Recentemente, o Tribunal de Contas da União – TCU analisou caso que trata o parcelamento nas contratações públicas e decidiu que a análise deve ser ampla. Conforme sua decisão, o regime de empreitada integral previsto na Lei 8.666, de 21 de junho de 1993, deve ser considerado na condução de projetos em que a perfeita integração entre obras, equipamentos e instalações se mostre essencial para o pleno funcionamento do empreendimento. A adoção desse regime em obra pública fora dessas circunstâncias pode ferir o princípio do parcelamento, ao incluir no escopo a ser executado por empresa de construção civil itens que poderiam ser objeto de contratação à parte, como equipamentos e mobiliário.

Dessa forma, a partir da análise do Acórdão nº 711/2016, é possível concluir que a exigência de pré-qualificação prevista na Lei de Licitações e Contratos é para situações específicas que justifiquem o seu uso; apesar da singularidade que as obras de engenharia podem ter, não significa que a pré-qualificação deva ser aplicada em todo e qualquer caso. Ainda, é imprescindível a explicitação dos fatores que levaram o administrador público a adotar a pré-qualificação prevista no art. 114 da Lei nº 8.666/1993; e quando ocorrer desnecessariamente a exigência de pré-qualificação, o princípio da competitividade poderá ser alcançado diante da restrição no número de competidores.
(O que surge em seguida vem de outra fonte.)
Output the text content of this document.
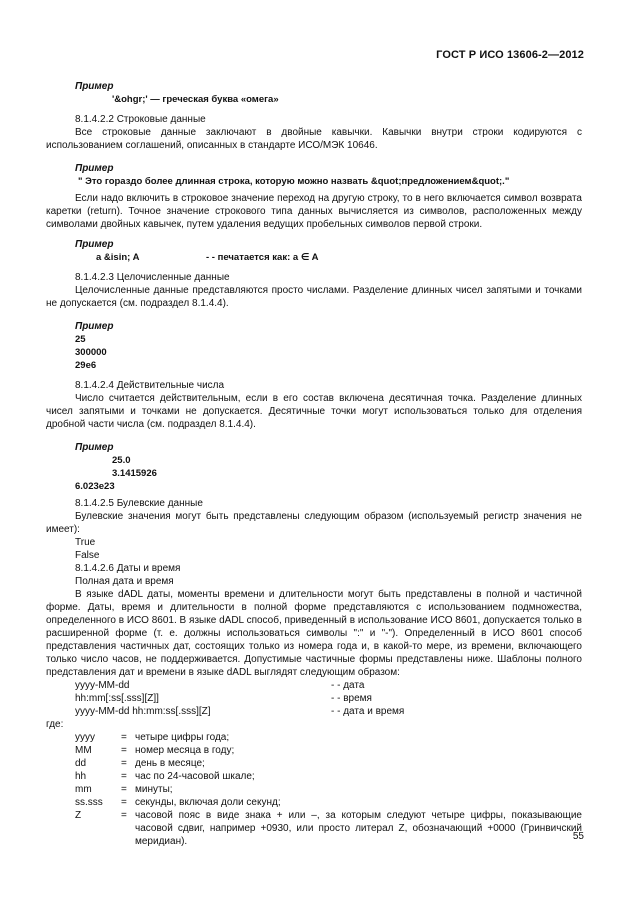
ГОСТ Р ИСО 13606-2—2012
Пример
'&ohgr;' — греческая буква «омега»
8.1.4.2.2 Строковые данные
Все строковые данные заключают в двойные кавычки. Кавычки внутри строки кодируются с использованием соглашений, описанных в стандарте ИСО/МЭК 10646.
Пример
" Это гораздо более длинная строка, которую можно назвать &quot;предложением&quot;."
Если надо включить в строковое значение переход на другую строку, то в него включается символ возврата каретки (return). Точное значение строкового типа данных вычисляется из символов, расположенных между символами двойных кавычек, путем удаления ведущих пробельных символов первой строки.
Пример
a &isin; A	- - печатается как: a ∈ A
8.1.4.2.3 Целочисленные данные
Целочисленные данные представляются просто числами. Разделение длинных чисел запятыми и точками не допускается (см. подраздел 8.1.4.4).
Пример
25
300000
29e6
8.1.4.2.4 Действительные числа
Число считается действительным, если в его состав включена десятичная точка. Разделение длинных чисел запятыми и точками не допускается. Десятичные точки могут использоваться только для отделения дробной части числа (см. подраздел 8.1.4.4).
Пример
25.0
3.1415926
6.023e23
8.1.4.2.5 Булевские данные
Булевские значения могут быть представлены следующим образом (используемый регистр значения не имеет):
True
False
8.1.4.2.6 Даты и время
Полная дата и время
В языке dADL даты, моменты времени и длительности могут быть представлены в полной и частичной форме. Даты, время и длительности в полной форме представляются с использованием подмножества, определенного в ИСО 8601. В языке dADL способ, приведенный в использование ИСО 8601, допускается только в расширенной форме (т. е. должны использоваться символы ":" и "-"). Определенный в ИСО 8601 способ представления частичных дат, состоящих только из номера года и, в какой-то мере, из времени, включающего только число часов, не поддерживается. Допустимые частичные формы представлены ниже. Шаблоны полного представления дат и времени в языке dADL выглядят следующим образом:
yyyy-MM-dd	- - дата
hh:mm[:ss[.sss][Z]]	- - время
yyyy-MM-dd hh:mm:ss[.sss][Z]	- - дата и время
где:
yyyy	= четыре цифры года;
MM	= номер месяца в году;
dd	= день в месяце;
hh	= час по 24-часовой шкале;
mm	= минуты;
ss.sss	= секунды, включая доли секунд;
Z	= часовой пояс в виде знака + или –, за которым следуют четыре цифры, показывающие часовой сдвиг, например +0930, или просто литерал Z, обозначающий +0000 (Гринвичский меридиан).	55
Sendo assim, o procedimento de licitação tem, como função essencial, suprir as necessidades da Administração Pública e também pode representar uma política efetiva que viabiliza estratégias locais de desenvolvimento econômico sustentável, visando à geração de empregos e renda. De acordo com o advogado e professor de Direito Jorge Ulisses Jacoby Fernandes, tornar a Administração Pública eficiente e ágil requer interpretação criteriosa dos princípios jurídicos com base na conjunção da mais ampla eficiência da operacionalidade com a economicidade. “Então, mesmo sabendo-se que não é simples decidir, há que se buscar amparo justo e certo de que a capilaridade do benefício ventilado na aplicação da solução integrada justifica por si a sua aceitabilidade”, afirma.

Utilização de critérios

O professor explica que para definir a modalidade de licitação mais adequada, é recomendável que o gestor utilize dois critérios: o quantitativo e o qualitativo. O primeiro leva em conta o preço estimado do futuro contrato, e, o segundo, a natureza do objeto a ser contratado. Entende-se que o critério quantitativo é estabelecido mediante prévia estimativa de custo. Assim, de posse do valor global da obra, compra ou serviço, o administrador/gestor considera a possibilidade ou não de parcelamento.

“Na redação da Lei nº 8.666/1993, as obras, serviços e compras efetuadas pela Administração serão divididas em tantas parcelas quantas se comprovarem técnica e economicamente viáveis, procedendo-se à licitação com vistas ao melhor aproveitamento dos recursos disponíveis no mercado e à ampliação da competitividade sem perda da economia de escala. De forma imperativa, o parcelamento é a regra, embora somente seja obrigatório se houver vantagem para a Administração”, conclui Jacoby Fernandes.